I would consider myself a Renaissance Man. Most people would say that, as a college student, it’s time that I start picking and choosing and focusing, for fear that i should become a “Jack of all trades and expert of none.”

But I think that having varying interests is important because information and perspective gained in one field helps form new ideas in other fields. Plus I really like all of the stuff that I Do (or, rather, love Doing but don’t Do enough). I can’t keep up all of my hobbies simultaneously. But I can still pursue all of them indefinitely. I can rotate pursuits, getting really into my photography for a week and maybe doing some web development while I let my sculptural work lie fallow for a bit. A kind of Hobby Crop Rotation.

But I’m having trouble doing anything at all in this new college community where I’m trying to stay on top of my schoolwork and make friends and carve out my Space. I need motivation. Inspiration.

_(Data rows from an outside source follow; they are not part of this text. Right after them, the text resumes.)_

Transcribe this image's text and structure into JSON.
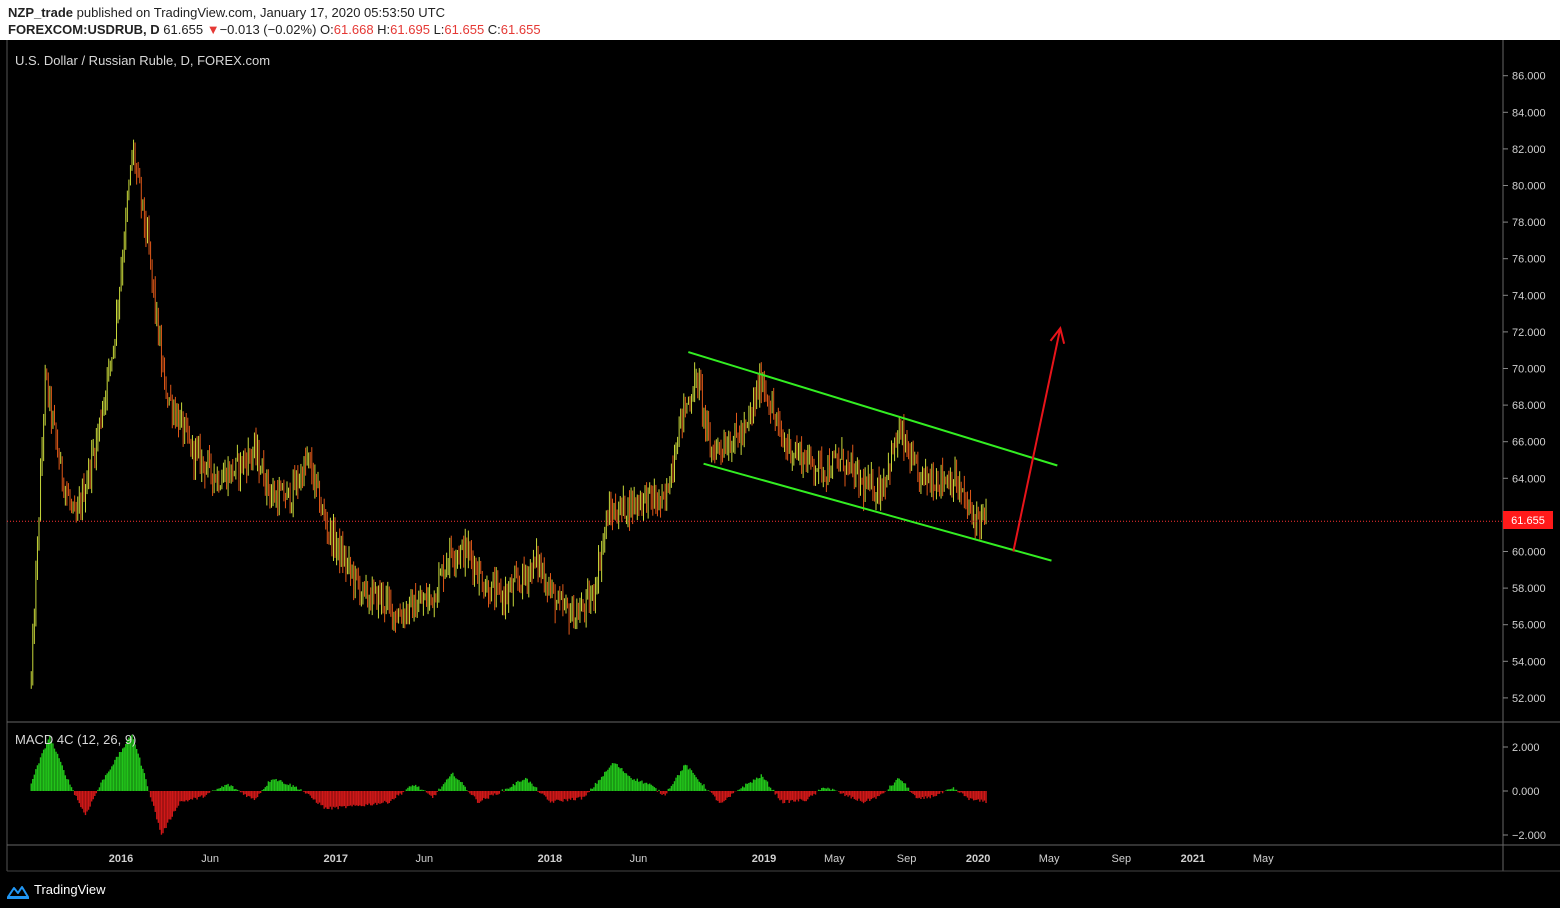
{
  "header": {
    "author": "NZP_trade",
    "published": "published on TradingView.com, January 17, 2020 05:53:50 UTC",
    "symbol": "FOREXCOM:USDRUB, D",
    "last": "61.655",
    "change_arrow": "▼",
    "change": "−0.013 (−0.02%)",
    "o_label": "O:",
    "o": "61.668",
    "h_label": "H:",
    "h": "61.695",
    "l_label": "L:",
    "l": "61.655",
    "c_label": "C:",
    "c": "61.655"
  },
  "footer": {
    "brand": "TradingView"
  },
  "colors": {
    "background": "#000000",
    "channel": "#33ee22",
    "arrow": "#e8141a",
    "price_line": "#ff3333",
    "macd_positive": "#22c41a",
    "macd_negative": "#d01818",
    "candle_up": "#c8d83a",
    "candle_down": "#e05818"
  },
  "chart_data": [
    {
      "type": "candlestick",
      "title": "U.S. Dollar / Russian Ruble, D, FOREX.com",
      "x_ticks": [
        "2016",
        "Jun",
        "2017",
        "Jun",
        "2018",
        "Jun",
        "2019",
        "May",
        "Sep",
        "2020",
        "May",
        "Sep",
        "2021",
        "May"
      ],
      "y_ticks": [
        "86.000",
        "84.000",
        "82.000",
        "80.000",
        "78.000",
        "76.000",
        "74.000",
        "72.000",
        "70.000",
        "68.000",
        "66.000",
        "64.000",
        "62.000",
        "60.000",
        "58.000",
        "56.000",
        "54.000",
        "52.000"
      ],
      "ylim": [
        50.6,
        87.4
      ],
      "last_price_label": "61.655",
      "approx_close_path": [
        {
          "date": "2015-08-01",
          "value": 53.0
        },
        {
          "date": "2015-08-25",
          "value": 69.5
        },
        {
          "date": "2015-09-20",
          "value": 64.5
        },
        {
          "date": "2015-10-15",
          "value": 61.5
        },
        {
          "date": "2015-11-20",
          "value": 66.0
        },
        {
          "date": "2015-12-20",
          "value": 71.5
        },
        {
          "date": "2016-01-21",
          "value": 82.0
        },
        {
          "date": "2016-02-15",
          "value": 77.0
        },
        {
          "date": "2016-03-15",
          "value": 69.0
        },
        {
          "date": "2016-05-01",
          "value": 65.5
        },
        {
          "date": "2016-06-15",
          "value": 64.0
        },
        {
          "date": "2016-07-15",
          "value": 64.5
        },
        {
          "date": "2016-08-15",
          "value": 65.5
        },
        {
          "date": "2016-09-15",
          "value": 63.0
        },
        {
          "date": "2016-10-15",
          "value": 63.0
        },
        {
          "date": "2016-11-15",
          "value": 65.0
        },
        {
          "date": "2016-12-15",
          "value": 61.5
        },
        {
          "date": "2017-01-15",
          "value": 59.5
        },
        {
          "date": "2017-02-20",
          "value": 57.5
        },
        {
          "date": "2017-03-20",
          "value": 57.5
        },
        {
          "date": "2017-04-15",
          "value": 56.5
        },
        {
          "date": "2017-05-15",
          "value": 57.0
        },
        {
          "date": "2017-06-15",
          "value": 57.5
        },
        {
          "date": "2017-07-15",
          "value": 60.0
        },
        {
          "date": "2017-08-15",
          "value": 60.0
        },
        {
          "date": "2017-09-15",
          "value": 58.0
        },
        {
          "date": "2017-10-15",
          "value": 57.5
        },
        {
          "date": "2017-11-15",
          "value": 58.5
        },
        {
          "date": "2017-12-10",
          "value": 59.5
        },
        {
          "date": "2018-01-15",
          "value": 57.0
        },
        {
          "date": "2018-02-15",
          "value": 56.5
        },
        {
          "date": "2018-03-15",
          "value": 57.5
        },
        {
          "date": "2018-04-10",
          "value": 62.0
        },
        {
          "date": "2018-05-15",
          "value": 62.5
        },
        {
          "date": "2018-06-15",
          "value": 63.0
        },
        {
          "date": "2018-07-15",
          "value": 62.5
        },
        {
          "date": "2018-08-10",
          "value": 67.0
        },
        {
          "date": "2018-09-10",
          "value": 69.5
        },
        {
          "date": "2018-10-01",
          "value": 65.5
        },
        {
          "date": "2018-11-01",
          "value": 66.0
        },
        {
          "date": "2018-12-01",
          "value": 66.5
        },
        {
          "date": "2018-12-28",
          "value": 69.5
        },
        {
          "date": "2019-02-01",
          "value": 66.0
        },
        {
          "date": "2019-03-15",
          "value": 65.0
        },
        {
          "date": "2019-04-15",
          "value": 64.5
        },
        {
          "date": "2019-05-15",
          "value": 65.0
        },
        {
          "date": "2019-06-20",
          "value": 63.5
        },
        {
          "date": "2019-07-20",
          "value": 63.5
        },
        {
          "date": "2019-08-20",
          "value": 66.5
        },
        {
          "date": "2019-09-20",
          "value": 64.0
        },
        {
          "date": "2019-10-20",
          "value": 64.0
        },
        {
          "date": "2019-11-20",
          "value": 64.0
        },
        {
          "date": "2019-12-20",
          "value": 62.0
        },
        {
          "date": "2020-01-17",
          "value": 61.655
        }
      ],
      "drawings": {
        "channel_upper": [
          {
            "date": "2018-08-25",
            "value": 70.9
          },
          {
            "date": "2020-05-15",
            "value": 64.7
          }
        ],
        "channel_lower": [
          {
            "date": "2018-09-20",
            "value": 64.8
          },
          {
            "date": "2020-05-05",
            "value": 59.5
          }
        ],
        "arrow": [
          {
            "date": "2020-03-01",
            "value": 60.0
          },
          {
            "date": "2020-05-20",
            "value": 72.2
          }
        ]
      }
    },
    {
      "type": "histogram",
      "title": "MACD 4C (12, 26, 9)",
      "y_ticks": [
        "2.000",
        "0.000",
        "−2.000"
      ],
      "ylim": [
        -2.3,
        2.8
      ],
      "approx_hist_path": [
        {
          "date": "2015-08-01",
          "value": 0.4
        },
        {
          "date": "2015-09-01",
          "value": 2.5
        },
        {
          "date": "2015-10-01",
          "value": 0.6
        },
        {
          "date": "2015-11-01",
          "value": -1.1
        },
        {
          "date": "2015-12-01",
          "value": 0.5
        },
        {
          "date": "2016-01-20",
          "value": 2.6
        },
        {
          "date": "2016-02-15",
          "value": 0.3
        },
        {
          "date": "2016-03-10",
          "value": -2.0
        },
        {
          "date": "2016-04-10",
          "value": -0.5
        },
        {
          "date": "2016-05-15",
          "value": -0.3
        },
        {
          "date": "2016-07-01",
          "value": 0.3
        },
        {
          "date": "2016-08-15",
          "value": -0.4
        },
        {
          "date": "2016-09-15",
          "value": 0.6
        },
        {
          "date": "2016-11-01",
          "value": 0.1
        },
        {
          "date": "2016-12-15",
          "value": -0.8
        },
        {
          "date": "2017-02-01",
          "value": -0.7
        },
        {
          "date": "2017-04-01",
          "value": -0.5
        },
        {
          "date": "2017-05-15",
          "value": 0.3
        },
        {
          "date": "2017-06-15",
          "value": -0.3
        },
        {
          "date": "2017-07-20",
          "value": 0.8
        },
        {
          "date": "2017-09-01",
          "value": -0.5
        },
        {
          "date": "2017-10-20",
          "value": 0.1
        },
        {
          "date": "2017-11-20",
          "value": 0.6
        },
        {
          "date": "2018-01-01",
          "value": -0.5
        },
        {
          "date": "2018-03-01",
          "value": -0.3
        },
        {
          "date": "2018-04-20",
          "value": 1.3
        },
        {
          "date": "2018-05-20",
          "value": 0.6
        },
        {
          "date": "2018-06-20",
          "value": 0.3
        },
        {
          "date": "2018-07-15",
          "value": -0.2
        },
        {
          "date": "2018-08-20",
          "value": 1.2
        },
        {
          "date": "2018-09-15",
          "value": 0.4
        },
        {
          "date": "2018-10-20",
          "value": -0.6
        },
        {
          "date": "2018-11-20",
          "value": 0.1
        },
        {
          "date": "2018-12-28",
          "value": 0.7
        },
        {
          "date": "2019-02-01",
          "value": -0.5
        },
        {
          "date": "2019-03-15",
          "value": -0.4
        },
        {
          "date": "2019-04-15",
          "value": 0.2
        },
        {
          "date": "2019-05-20",
          "value": -0.2
        },
        {
          "date": "2019-06-20",
          "value": -0.5
        },
        {
          "date": "2019-07-20",
          "value": -0.2
        },
        {
          "date": "2019-08-20",
          "value": 0.6
        },
        {
          "date": "2019-09-20",
          "value": -0.4
        },
        {
          "date": "2019-10-20",
          "value": -0.2
        },
        {
          "date": "2019-11-20",
          "value": 0.1
        },
        {
          "date": "2019-12-20",
          "value": -0.4
        },
        {
          "date": "2020-01-17",
          "value": -0.5
        }
      ]
    }
  ]
}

So I came up with a few ideas. Today, I’m launching one of them: Marathons. For a period of X days, i’m going to do one Y per day. Some will suck. Some will be awesome. Some will be well thought-out and formed, and some will be thrown together at the last minute. I have a theory that there’s not necessarily a correlation between the amount of planning ahead that I do and the brilliance of my work (don’t tell my prof when I actually started that midterm paper). It has more to do with my mood and whether or not I can get into the zone. I work better when I approach something casually. Sometimes I can get to a place where the stuff just pours out of me and time passes without me noticing (see also Mihály Csíkszentmihályi and Flow).

So here it goes.

This is Blog Week. A post a day for 7 days. This is day 1.